Maritain n’aurait été nullement étonné par l’échec généralisé des expériences de démocratie chrétienne auxquelles il n’a jamais cru et qui ne correspondaient pas à ses critères. Le seul cas qui trouvera grâce à ses yeux est celui du Chilien Eduardo Frei qui fut son étudiant et dont les six ans de présidence de la République permirent la mise en œuvre d’importantes réformes pour le pays. Mais peut-on faire un modèle d’une expérience éphémère qui se terminera par une défaite face au socialiste Allende dont on connaît le destin.
La désillusion du politique n’a-t-elle pas aussi son répondant dans l’ordre ecclésial ? Maritain a eu un disciple italien prestigieux en la personne de Giovanni Battista Montini qui fut son traducteur et préfacier avant d’accéder au siège de saint Pierre.

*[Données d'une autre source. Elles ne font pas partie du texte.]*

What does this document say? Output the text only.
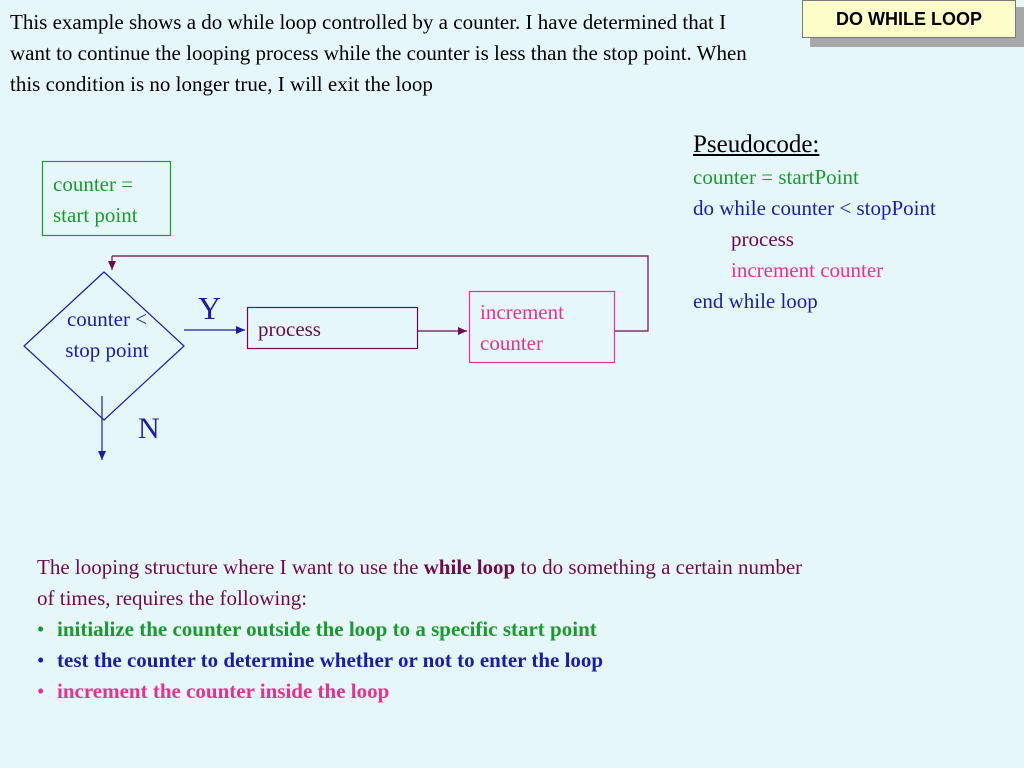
This example shows a do while loop controlled by a counter. I have determined that I want to continue the looping process while the counter is less than the stop point. When this condition is no longer true, I will exit the loop

DO WHILE LOOP
counter =
start point
counter <
stop point
Y
N
process
increment
counter
Pseudocode:
counter = startPoint
do while counter < stopPoint
process
increment counter
end while loop

The looping structure where I want to use the while loop to do something a certain number of times, requires the following:

• initialize the counter outside the loop to a specific start point
• test the counter to determine whether or not to enter the loop
• increment the counter inside the loop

Dans son rôle de conducteur du concile Vatican II, n’était-il pas inspiré par ce maître en aggiornamento, précurseur de la réconciliation de l’Église avec le monde moderne ? Au terme du concile, c’est au philosophe français que le pape avait remis un message spécifique destiné au monde de la culture. Pourtant la publication du Paysan de la Garonne dès 1966 va accuser la différence entre les espoirs conçus d’un renouveau de l’Église et les résultats effectifs. Paul VI avait cru à une réconciliation permise par la suppression des obstacles nés à l’époque des Lumières. Mais c’est une crise considérable qui survient à la suite de Vatican II. Maritain en mesura toutes les dimensions, se retrouvant en accord avec le père de Lubac qui fut pourtant un des inspirateurs majeurs des constitutions conciliaires. Mais de Lubac a encore un diagnostic plus sévère que celui du philosophe. Là où ce dernier désigne une crise doctrinale liée à l’abandon de l’orthodoxie thomiste, le jésuite dénonce une véritable apostasie du fait des assassins de la foi.
Pourtant, on ne saurait conclure sur un bilan négatif d’une vie si remplie et d’une œuvre si féconde en tant de domaines. Comme Pierre Manent, on peut s’interroger sur une construction politique de nature purement spéculative, forcément distanciée de la réalité historique. Maritain n’est ni Raymond Aron, ni Tocqueville d’ailleurs. Mais son prodigieux rayonnement qui a dépassé largement nos frontières nationales indique assez l’importance qui fut la sienne en son temps et le sillage qu’il a laissé derrière lui pour les générations futures. ■
(1). Daniélou, de Lubac, Correspondance, éditions du Cerf.
► Michel Fourcade, « Feu la modernité ? Maritain et les maritainismes », en trois tomes, Arbre bleu éditions.